Video Ceramah Jusuf Kalla Dipotong dan Diviralkan, Jubir Tegaskan Bukan Menistakan Agama
Potongan video ceramah mantan Wakil Presiden Jusuf Kalla yang beredar luas di media sosial telah memicu polemik publik. Video tersebut menampilkan pernyataan JK terkait konflik Poso dan Ambon, khususnya penggunaan istilah mati syahid oleh pihak-pihak yang bertikai, namun dipotong dan disertai narasi yang menuduhnya menistakan ajaran Kekristenan.
Jubir JK Bantah Tuduhan dan Jelaskan Konteks Sebenarnya
Juru bicara Jusuf Kalla, Husain Abdullah, dengan tegas membantah tuduhan penistaan agama tersebut. Ia menegaskan bahwa video yang viral berasal dari pemotongan konteks ceramah lengkap yang disampaikan JK di Masjid Kampus Universitas Gadjah Mada pada Kamis, 5 Maret 2026.
"Yang disampaikan Pak JK adalah realitas sosiologis di lapangan saat konflik pecah," ujar Husain di Jakarta, Sabtu (10/4). "Pada masa itu, benar terjadi bahwa baik kelompok Islam maupun kelompok Kristen sama-sama menyerukan 'perang suci' dan mengklaim bahwa membunuh pihak lawan atau mati dalam pertempuran adalah syahid. Itu fakta sejarah, karena itu baik konflik Poso maupun Ambon disebut bernuansa SARA."

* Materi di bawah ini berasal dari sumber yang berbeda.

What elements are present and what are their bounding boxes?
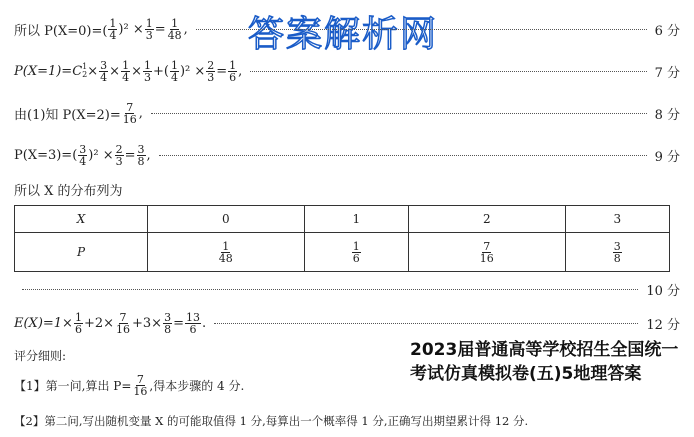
fraction <box>170 60 179 83</box>
denominator: 4 <box>79 154 87 168</box>
superscript: 1 <box>82 62 88 71</box>
numerator: 3 <box>613 239 621 253</box>
denominator: 8 <box>613 251 621 265</box>
fraction <box>185 312 201 335</box>
numerator: 7 <box>136 373 144 386</box>
text: , <box>138 105 143 121</box>
text: , <box>183 21 188 37</box>
fraction <box>122 102 138 125</box>
text: E(X)=1× <box>14 315 73 331</box>
text: )² × <box>179 63 206 79</box>
denominator: 16 <box>122 112 137 126</box>
fraction <box>115 312 131 335</box>
text: = <box>216 63 228 79</box>
fraction <box>206 60 215 83</box>
rubric-item-1 <box>14 374 244 397</box>
numerator: 1 <box>109 16 117 30</box>
table-cell: X <box>15 206 148 233</box>
text: × <box>87 63 99 79</box>
text: × <box>109 63 121 79</box>
subscript: 2 <box>82 70 88 79</box>
dotted-leader <box>214 323 638 324</box>
text: +( <box>152 63 169 79</box>
denominator: 6 <box>352 251 360 265</box>
fraction <box>78 144 87 167</box>
numerator: 1 <box>170 58 178 72</box>
denominator: 4 <box>109 28 117 42</box>
table-row <box>15 206 670 233</box>
fraction <box>99 60 108 83</box>
fraction <box>137 144 146 167</box>
fraction <box>228 60 237 83</box>
numerator: 3 <box>137 142 145 156</box>
table-cell: 3 <box>565 206 669 233</box>
denominator: 4 <box>170 70 178 84</box>
numerator: 3 <box>79 142 87 156</box>
numerator: 7 <box>119 310 127 324</box>
score-label: 9 分 <box>654 149 680 165</box>
denominator: 16 <box>116 322 131 336</box>
numerator: 1 <box>222 239 230 253</box>
table-cell <box>304 233 408 272</box>
fraction <box>613 241 622 264</box>
table-cell: 2 <box>408 206 565 233</box>
fraction <box>167 18 183 41</box>
rubric-item-2: 【2】第二问,写出随机变量 X 的可能取值得 1 分,每算出一个概率得 1 分,正确写出期望累计得 12 分. <box>14 414 529 428</box>
denominator: 48 <box>167 28 182 42</box>
numerator: 1 <box>352 239 360 253</box>
fraction <box>108 18 117 41</box>
denominator: 48 <box>218 251 233 265</box>
table-cell <box>408 233 565 272</box>
fraction <box>121 60 130 83</box>
numerator: 2 <box>207 58 215 72</box>
denominator: 4 <box>122 70 130 84</box>
step-p0 <box>14 14 680 44</box>
text: +3× <box>132 315 163 331</box>
fraction <box>352 241 361 264</box>
denominator: 6 <box>74 322 82 336</box>
text: ,得本步骤的 4 分. <box>149 379 245 393</box>
table-cell <box>565 233 669 272</box>
text: P(X=3)=( <box>14 147 78 163</box>
numerator: 7 <box>126 100 134 114</box>
dotted-leader <box>159 155 647 156</box>
fraction <box>145 18 154 41</box>
text: )² × <box>118 21 144 37</box>
fraction <box>74 312 83 335</box>
fraction <box>132 374 148 397</box>
table-cell: 1 <box>304 206 408 233</box>
denominator: 6 <box>189 322 197 336</box>
table-cell: 0 <box>148 206 305 233</box>
caption-overlay: 2023届普通高等学校招生全国统一考试仿真模拟卷(五)5地理答案 <box>410 338 694 386</box>
score-10-line <box>14 274 680 304</box>
expectation-line <box>14 308 680 338</box>
text: = <box>124 147 136 163</box>
fraction <box>143 60 152 83</box>
dotted-leader <box>196 29 647 30</box>
numerator: 3 <box>100 58 108 72</box>
text: × <box>131 63 142 79</box>
step-p2 <box>14 98 680 128</box>
table-cell: P <box>15 233 148 272</box>
denominator: 3 <box>145 28 153 42</box>
text: )² × <box>88 147 114 163</box>
table-row <box>15 233 670 272</box>
numerator: 1 <box>229 58 237 72</box>
fraction <box>163 312 172 335</box>
dotted-leader <box>151 113 647 114</box>
denominator: 16 <box>479 251 494 265</box>
numerator: 1 <box>171 16 179 30</box>
text: . <box>201 315 207 331</box>
numerator: 13 <box>185 310 200 324</box>
numerator: 1 <box>145 16 153 30</box>
text: P(X=1)=C <box>14 63 83 79</box>
text: = <box>154 21 166 37</box>
fraction <box>479 241 495 264</box>
text: , <box>238 63 243 79</box>
denominator: 3 <box>207 70 215 84</box>
denominator: 3 <box>143 70 151 84</box>
denominator: 8 <box>164 322 172 336</box>
distribution-label: 所以 X 的分布列为 <box>14 184 123 199</box>
denominator: 6 <box>229 70 237 84</box>
text: +2× <box>83 315 115 331</box>
numerator: 1 <box>122 58 130 72</box>
table-cell <box>148 233 305 272</box>
numerator: 7 <box>483 239 491 253</box>
dotted-leader <box>22 289 638 290</box>
text: , <box>146 147 151 163</box>
text: 由(1)知 P(X=2)= <box>14 107 121 123</box>
numerator: 2 <box>115 142 123 156</box>
score-label: 6 分 <box>654 23 680 39</box>
numerator: 1 <box>74 310 82 324</box>
score-label: 7 分 <box>654 65 680 81</box>
fraction <box>115 144 124 167</box>
step-p3 <box>14 140 680 170</box>
watermark-text: 答案解析网 <box>248 14 439 55</box>
fraction <box>218 241 234 264</box>
text: 【1】第一问,算出 P= <box>14 379 132 393</box>
denominator: 8 <box>137 154 145 168</box>
dotted-leader <box>250 71 646 72</box>
numerator: 1 <box>143 58 151 72</box>
text: = <box>173 315 184 331</box>
score-label: 8 分 <box>654 107 680 123</box>
denominator: 3 <box>115 154 123 168</box>
rubric-title: 评分细则: <box>14 349 67 363</box>
score-label: 12 分 <box>646 317 680 333</box>
step-p1 <box>14 56 680 86</box>
text: 所以 P(X=0)=( <box>14 23 108 39</box>
denominator: 4 <box>100 70 108 84</box>
score-label: 10 分 <box>646 283 680 299</box>
denominator: 16 <box>133 385 148 398</box>
numerator: 3 <box>164 310 172 324</box>
distribution-table <box>14 205 670 272</box>
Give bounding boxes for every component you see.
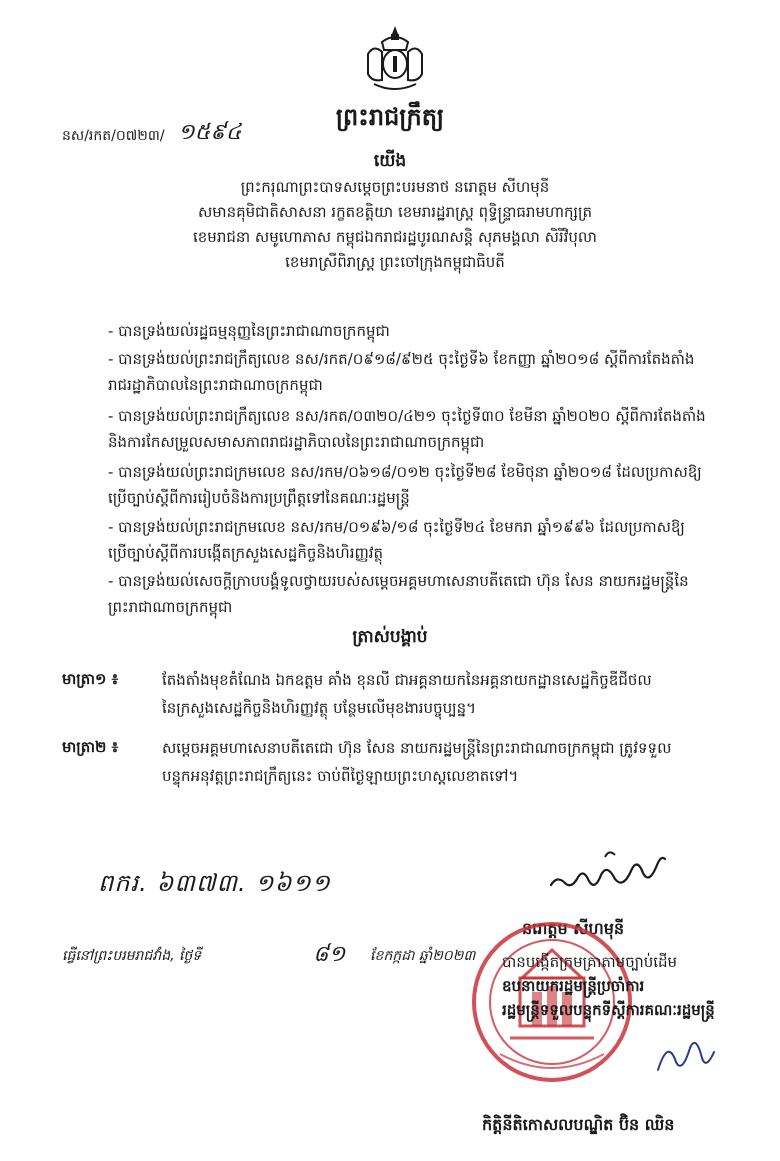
- title-line-4: ខេមរាស្រីពិរាស្ត្រ ព្រះចៅក្រុងកម្ពុជាធិបតី: [285, 253, 505, 271]
- title-line-3: ខេមរាជនា សមូហោភាស កម្ពុជឯករាជរដ្ឋបូរណសន្តិ សុភមង្គលា សិរីវិបុលា: [193, 228, 597, 246]
- document-number: នស/រកត/០៧២៣/: [62, 128, 165, 144]
- countersign-line: បានបង្កើតក្រមគ្រាតាមច្បាប់ដើម: [502, 953, 678, 971]
- article-2-line: បន្ទុកអនុវត្តព្រះរាជក្រឹត្យនេះ ចាប់ពីថ្ងៃឡាយព្រះហស្តលេខាតទៅ។: [162, 767, 519, 785]
- visa-line: - បានទ្រង់យល់ព្រះរាជក្រមលេខ នស/រកម/០៦១៨/០១២ ចុះថ្ងៃទី២៨ ខែមិថុនា ឆ្នាំ២០១៨ ដែលប្រកាសឱ្យ: [108, 463, 702, 481]
- visa-line: - បានទ្រង់យល់សេចក្តីក្រាបបង្គំទូលថ្វាយរបស់សម្តេចអគ្គមហាសេនាបតីតេជោ ហ៊ុន សែន នាយករដ្ឋមន្ត្រីនៃ: [108, 572, 689, 590]
- document-number-handwritten: ១៥៩៤: [178, 120, 242, 145]
- king-signature: [545, 845, 675, 900]
- countersigner-signature: [650, 1030, 720, 1080]
- signer-name: នរោត្តម សីហមុនី: [522, 919, 625, 938]
- visa-line: - បានទ្រង់យល់ព្រះរាជក្រមលេខ នស/រកម/០១៩៦/១៨ ចុះថ្ងៃទី២៤ ខែមករា ឆ្នាំ១៩៩៦ ដែលប្រកាសឱ្យ: [108, 518, 685, 536]
- title-line-2: សមានគុមិជាតិសាសនា រក្ខតខត្តិយា ខេមរារដ្ឋរាស្ត្រ ពុទ្ធិន្ទ្រាធរាមហាក្សត្រ: [198, 203, 592, 221]
- place-date-day: ៨១: [313, 942, 346, 967]
- decides-heading: ត្រាស់បង្គាប់: [352, 627, 428, 647]
- handwritten-date: ពករ. ៦៣៧៣. ១៦១១: [98, 869, 331, 897]
- place-date-suffix: ខែកក្កដា ឆ្នាំ២០២៣: [370, 948, 476, 964]
- document-title: ព្រះរាជក្រឹត្យ: [335, 103, 445, 131]
- visa-line: - បានទ្រង់យល់ព្រះរាជក្រឹត្យលេខ នស/រកត/០៣២០/៤២១ ចុះថ្ងៃទី៣០ ខែមីនា ឆ្នាំ២០២០ ស្តីពីការតែងតាំង: [108, 407, 706, 425]
- visa-line: ប្រើច្បាប់ស្តីពីការបង្កើតក្រសួងសេដ្ឋកិច្ចនិងហិរញ្ញវត្ថុ: [108, 544, 384, 562]
- countersign-line: ឧបនាយករដ្ឋមន្ត្រីប្រចាំការ: [502, 977, 645, 995]
- countersigner-name: កិត្តិនីតិកោសលបណ្ឌិត ប៊ិន ឈិន: [482, 1115, 675, 1134]
- article-1-line: នៃក្រសួងសេដ្ឋកិច្ចនិងហិរញ្ញវត្ថុ បន្ថែមលើមុខងារបច្ចុប្បន្ន។: [162, 699, 476, 717]
- place-date-prefix: ធ្វើនៅព្រះបរមរាជវាំង, ថ្ងៃទី: [62, 948, 202, 964]
- article-1-line: តែងតាំងមុខតំណែង ឯកឧត្តម គាំង ខុនលី ជាអគ្គនាយកនៃអគ្គនាយកដ្ឋានសេដ្ឋកិច្ចឌីជីថល: [162, 671, 652, 689]
- article-2-line: សម្តេចអគ្គមហាសេនាបតីតេជោ ហ៊ុន សែន នាយករដ្ឋមន្ត្រីនៃព្រះរាជាណាចក្រកម្ពុជា ត្រូវទទួល: [162, 739, 672, 757]
- visa-line: - បានទ្រង់យល់ព្រះរាជក្រឹត្យលេខ នស/រកត/០៩១៨/៩២៥ ចុះថ្ងៃទី៦ ខែកញ្ញា ឆ្នាំ២០១៨ ស្តីពីការតែងតាំង: [108, 350, 695, 368]
- visa-line: - បានទ្រង់យល់រដ្ឋធម្មនុញ្ញនៃព្រះរាជាណាចក្រកម្ពុជា: [108, 322, 390, 340]
- countersign-line: រដ្ឋមន្ត្រីទទួលបន្ទុកទីស្តីការគណៈរដ្ឋមន្ត្រី: [502, 1001, 715, 1019]
- visa-line: រាជរដ្ឋាភិបាលនៃព្រះរាជាណាចក្រកម្ពុជា: [108, 376, 323, 394]
- title-line-1: ព្រះករុណាព្រះបាទសម្តេចព្រះបរមនាថ នរោត្តម សីហមុនី: [240, 178, 550, 196]
- article-2-label: មាត្រា២ ៖: [62, 738, 119, 756]
- visa-line: និងការកែសម្រួលសមាសភាពរាជរដ្ឋាភិបាលនៃព្រះរាជាណាចក្រកម្ពុជា: [108, 433, 485, 451]
- royal-emblem-icon: [360, 24, 430, 94]
- article-1-label: មាត្រា១ ៖: [62, 670, 119, 688]
- visa-line: ប្រើច្បាប់ស្តីពីការរៀបចំនិងការប្រព្រឹត្តទៅនៃគណៈរដ្ឋមន្ត្រី: [108, 489, 410, 507]
- we-heading: យើង: [373, 151, 407, 171]
- visa-line: ព្រះរាជាណាចក្រកម្ពុជា: [108, 598, 233, 616]
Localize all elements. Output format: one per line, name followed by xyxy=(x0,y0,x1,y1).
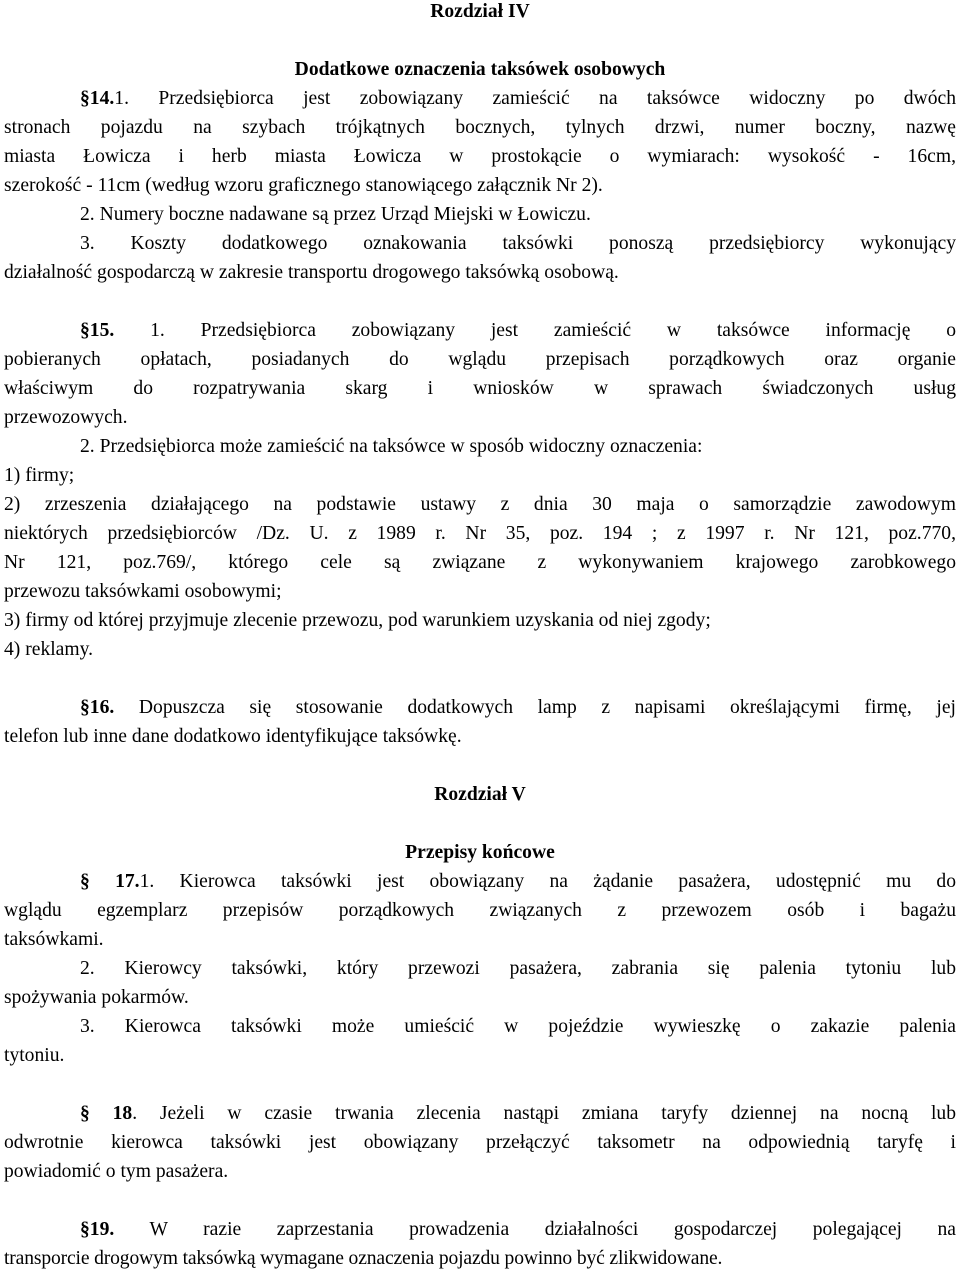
list-item: Nr 121, poz.769/, którego cele są związane z wykonywaniem krajowego zarobkowego xyxy=(4,552,956,573)
paragraph-14-line: §14.1. Przedsiębiorca jest zobowiązany zamieścić na taksówce widoczny po dwóch xyxy=(80,88,956,109)
paragraph-14-line: działalność gospodarczą w zakresie transportu drogowego taksówką osobową. xyxy=(4,262,619,283)
paragraph-17-line: 3. Kierowca taksówki może umieścić w pojeździe wywieszkę o zakazie palenia xyxy=(80,1016,956,1037)
list-item: niektórych przedsiębiorców /Dz. U. z 1989 r. Nr 35, poz. 194 ; z 1997 r. Nr 121, poz.770, xyxy=(4,523,956,544)
paragraph-14-line: miasta Łowicza i herb miasta Łowicza w prostokącie o wymiarach: wysokość - 16cm, xyxy=(4,146,956,167)
paragraph-number: §15. xyxy=(80,320,115,341)
chapter-heading: Rozdział V xyxy=(434,784,526,805)
paragraph-18-line: powiadomić o tym pasażera. xyxy=(4,1161,229,1182)
chapter-title: Przepisy końcowe xyxy=(405,842,555,863)
list-item: 3) firmy od której przyjmuje zlecenie przewozu, pod warunkiem uzyskania od niej zgody; xyxy=(4,610,711,631)
paragraph-14-line: szerokość - 11cm (według wzoru graficznego stanowiącego załącznik Nr 2). xyxy=(4,175,603,196)
paragraph-14-line: stronach pojazdu na szybach trójkątnych bocznych, tylnych drzwi, numer boczny, nazwę xyxy=(4,117,956,138)
paragraph-number: §19. xyxy=(80,1219,115,1240)
paragraph-16-line: §16. Dopuszcza się stosowanie dodatkowych lamp z napisami określającymi firmę, jej xyxy=(80,697,956,718)
paragraph-number: § 17. xyxy=(80,871,140,892)
paragraph-17-line: spożywania pokarmów. xyxy=(4,987,189,1008)
paragraph-17-line: wglądu egzemplarz przepisów porządkowych związanych z przewozem osób i bagażu xyxy=(4,900,956,921)
paragraph-15-line: właściwym do rozpatrywania skarg i wniosków w sprawach świadczonych usług xyxy=(4,378,956,399)
paragraph-19-line: transporcie drogowym taksówką wymagane oznaczenia pojazdu powinno być zlikwidowane. xyxy=(4,1248,723,1269)
paragraph-16-line: telefon lub inne dane dodatkowo identyfikujące taksówkę. xyxy=(4,726,462,747)
paragraph-15-line: 2. Przedsiębiorca może zamieścić na taksówce w sposób widoczny oznaczenia: xyxy=(80,436,703,457)
list-item: 2) zrzeszenia działającego na podstawie ustawy z dnia 30 maja o samorządzie zawodowym xyxy=(4,494,956,515)
paragraph-number: §16. xyxy=(80,697,115,718)
paragraph-number: §14. xyxy=(80,88,115,109)
chapter-heading: Rozdział IV xyxy=(430,1,530,22)
paragraph-15-line: §15. 1. Przedsiębiorca zobowiązany jest zamieścić w taksówce informację o xyxy=(80,320,956,341)
paragraph-17-line: tytoniu. xyxy=(4,1045,65,1066)
list-item: 1) firmy; xyxy=(4,465,75,486)
paragraph-18-line: § 18. Jeżeli w czasie trwania zlecenia nastąpi zmiana taryfy dziennej na nocną lub xyxy=(80,1103,956,1124)
paragraph-19-line: §19. W razie zaprzestania prowadzenia działalności gospodarczej polegającej na xyxy=(80,1219,956,1240)
paragraph-17-line: taksówkami. xyxy=(4,929,104,950)
paragraph-17-line: 2. Kierowcy taksówki, który przewozi pasażera, zabrania się palenia tytoniu lub xyxy=(80,958,956,979)
list-item: przewozu taksówkami osobowymi; xyxy=(4,581,282,602)
chapter-title: Dodatkowe oznaczenia taksówek osobowych xyxy=(294,59,666,80)
paragraph-14-line: 2. Numery boczne nadawane są przez Urząd Miejski w Łowiczu. xyxy=(80,204,591,225)
paragraph-14-line: 3. Koszty dodatkowego oznakowania taksówki ponoszą przedsiębiorcy wykonujący xyxy=(80,233,956,254)
paragraph-number: § 18 xyxy=(80,1103,133,1124)
paragraph-15-line: pobieranych opłatach, posiadanych do wglądu przepisach porządkowych oraz organie xyxy=(4,349,956,370)
paragraph-15-line: przewozowych. xyxy=(4,407,128,428)
paragraph-17-line: § 17.1. Kierowca taksówki jest obowiązany na żądanie pasażera, udostępnić mu do xyxy=(80,871,957,892)
list-item: 4) reklamy. xyxy=(4,639,94,660)
paragraph-18-line: odwrotnie kierowca taksówki jest obowiązany przełączyć taksometr na odpowiednią taryfę i xyxy=(4,1132,956,1153)
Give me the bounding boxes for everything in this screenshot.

Husain menekankan bahwa JK tidak sedang menyampaikan ajaran teologi, melainkan menjelaskan konteks konflik yang terjadi sekitar 27 tahun lalu, yang menewaskan ribuan orang. Tujuan utama ceramah tersebut justru untuk meluruskan pemahaman yang keliru di tengah konflik.
Pernyataan JK Dorong Pihak Bertikai Tempuh Jalur Damai
Menurut Husain, dalam ceramahnya, JK secara konsisten menjelaskan bagaimana upaya mengubah pemahaman kedua pihak yang bertikai. "Pak JK selalu menjelaskan bahwa yang mereka lakukan bukan perang suci, tidak akan masuk surga, melainkan neraka bagi mereka yang membunuh tanpa alasan yang jelas," tegasnya.
Ia menambahkan bahwa tindakan pihak-pihak yang bertikai telah melampaui batas kemanusiaan, dengan membunuh anak-anak, wanita, dan orang tua, yang jelas melanggar nilai-nilai cinta kasih. "Artinya, Pak JK justru meluruskan pemahaman keliru ini," imbuh Husain.
Kritik JK terhadap klaim syahid dalam konflik tersebut disebutkan turut mendorong kedua pihak untuk menempuh jalur damai. Konflik Poso dan Ambon akhirnya diselesaikan melalui Perundingan Malino I (2001) dan Malino II (2002) yang dimediasi oleh Jusuf Kalla, menghasilkan kesepakatan damai yang dikenal sebagai Deklarasi Malino.
Polemik di Media Sosial dan Respons Publik
Video yang dipotong tersebut telah menyebar cepat di berbagai platform media sosial, memicu perdebatan sengit di antara netizen. Banyak yang mengecam tuduhan penistaan agama sebagai upaya provokatif yang mengabaikan konteks historis.
Di sisi lain, beberapa pihak tetap mempertanyakan maksud pernyataan JK, meski telah ada penjelasan resmi dari jubirnya. Polemik ini mengingatkan pentingnya verifikasi informasi sebelum menyebarkannya, terutama terkait isu sensitif seperti agama dan konflik sosial.
Jusuf Kalla, sebagai mantan Wakil Presiden dan figur publik senior, sering kali menjadi sorotan dalam berbagai isu nasional. Peranannya dalam mediasi konflik Malino diakui banyak pihak sebagai kontribusi signifikan bagi perdamaian di Indonesia.